The point of all this is that there's no telling what weird and wonderful national energy policy will emerge as the vector sum of the various political forces influencing the decision-making process.
From a simple-minded technical viewpoint, the president's 80 percent target should mean that four-fifths of our electricity would be generated by nuclear and the non-nuclear renewables by 2035, with the remaining one-fifth from fossil fuels. Using the EIA's numbers, we have average electricity consumption of 427 GW (in 2009) growing to 557 GW in 2035, of which 445 GW would be from carbon-free sources-mainly nuclear-and 111 GW from coal and gas (currently about 340 GW). Note that with today's 100-odd GW of nuclear power excluded from the "clean" category as defined in S.20, the 80 percent goal leads to 545 GW from carbon-free sources and 11 GW from coal.

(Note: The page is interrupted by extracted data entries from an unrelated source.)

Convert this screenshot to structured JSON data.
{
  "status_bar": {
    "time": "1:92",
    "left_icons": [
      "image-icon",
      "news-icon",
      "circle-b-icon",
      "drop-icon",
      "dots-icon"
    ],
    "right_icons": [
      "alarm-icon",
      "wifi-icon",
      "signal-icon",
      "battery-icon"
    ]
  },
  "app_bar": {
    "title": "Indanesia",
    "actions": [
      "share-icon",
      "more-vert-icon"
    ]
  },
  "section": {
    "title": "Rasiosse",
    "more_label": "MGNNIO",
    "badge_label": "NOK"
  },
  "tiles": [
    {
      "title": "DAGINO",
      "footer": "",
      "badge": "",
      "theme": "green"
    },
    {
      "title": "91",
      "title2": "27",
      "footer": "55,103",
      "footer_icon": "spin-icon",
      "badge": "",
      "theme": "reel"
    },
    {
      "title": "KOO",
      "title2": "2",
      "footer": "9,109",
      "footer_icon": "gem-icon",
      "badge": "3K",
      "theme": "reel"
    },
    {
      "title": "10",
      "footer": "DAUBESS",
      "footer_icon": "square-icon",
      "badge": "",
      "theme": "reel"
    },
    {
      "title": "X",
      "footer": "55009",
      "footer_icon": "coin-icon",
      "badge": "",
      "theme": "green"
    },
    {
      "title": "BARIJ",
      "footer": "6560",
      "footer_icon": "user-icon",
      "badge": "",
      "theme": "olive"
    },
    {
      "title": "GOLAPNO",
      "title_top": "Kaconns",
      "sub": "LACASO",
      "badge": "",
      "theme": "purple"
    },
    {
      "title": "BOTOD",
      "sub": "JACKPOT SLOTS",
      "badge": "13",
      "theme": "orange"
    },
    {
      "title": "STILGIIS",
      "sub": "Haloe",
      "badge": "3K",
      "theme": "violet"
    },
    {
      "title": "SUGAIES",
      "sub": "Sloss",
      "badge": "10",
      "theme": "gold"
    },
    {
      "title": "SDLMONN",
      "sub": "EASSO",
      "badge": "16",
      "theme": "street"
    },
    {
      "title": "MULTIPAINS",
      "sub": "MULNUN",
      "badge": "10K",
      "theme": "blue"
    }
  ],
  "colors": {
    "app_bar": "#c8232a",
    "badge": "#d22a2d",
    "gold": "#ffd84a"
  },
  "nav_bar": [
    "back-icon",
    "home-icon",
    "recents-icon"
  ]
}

To me, even the first of those outcomes seems too unrealistic (politically, not technically) to be contemplated by President Obama or Energy Secretary Chu. Presumably, then, their assumption is that large-scale carbon sequestration will become practical. Or maybe the creative souls who came up with the definitions in S.20 will work some more semantic magic. But few goals are cast in concrete, and most likely this one will be modified as time passes.
Let's face it-the United States is constitutionally unable to formulate and implement a coherent, rational, long-term energy policy. As it becomes increasingly evident that nuclear fission is destined to supply the bulk of the world's energy needs, our erstwhile international leadership in the development and deployment of the technology continues to recede.
We live in interesting times.
George Stanford is a nuclear reactor physicist, part of the team that developed the Integral Fast Reactor. He is now retired from Argonne National Laboratory after a career of experimental work pertaining to power-reactor safety. He is the co-author of Nuclear Shadowboxing: Contemporary Threats from Cold War Weaponry.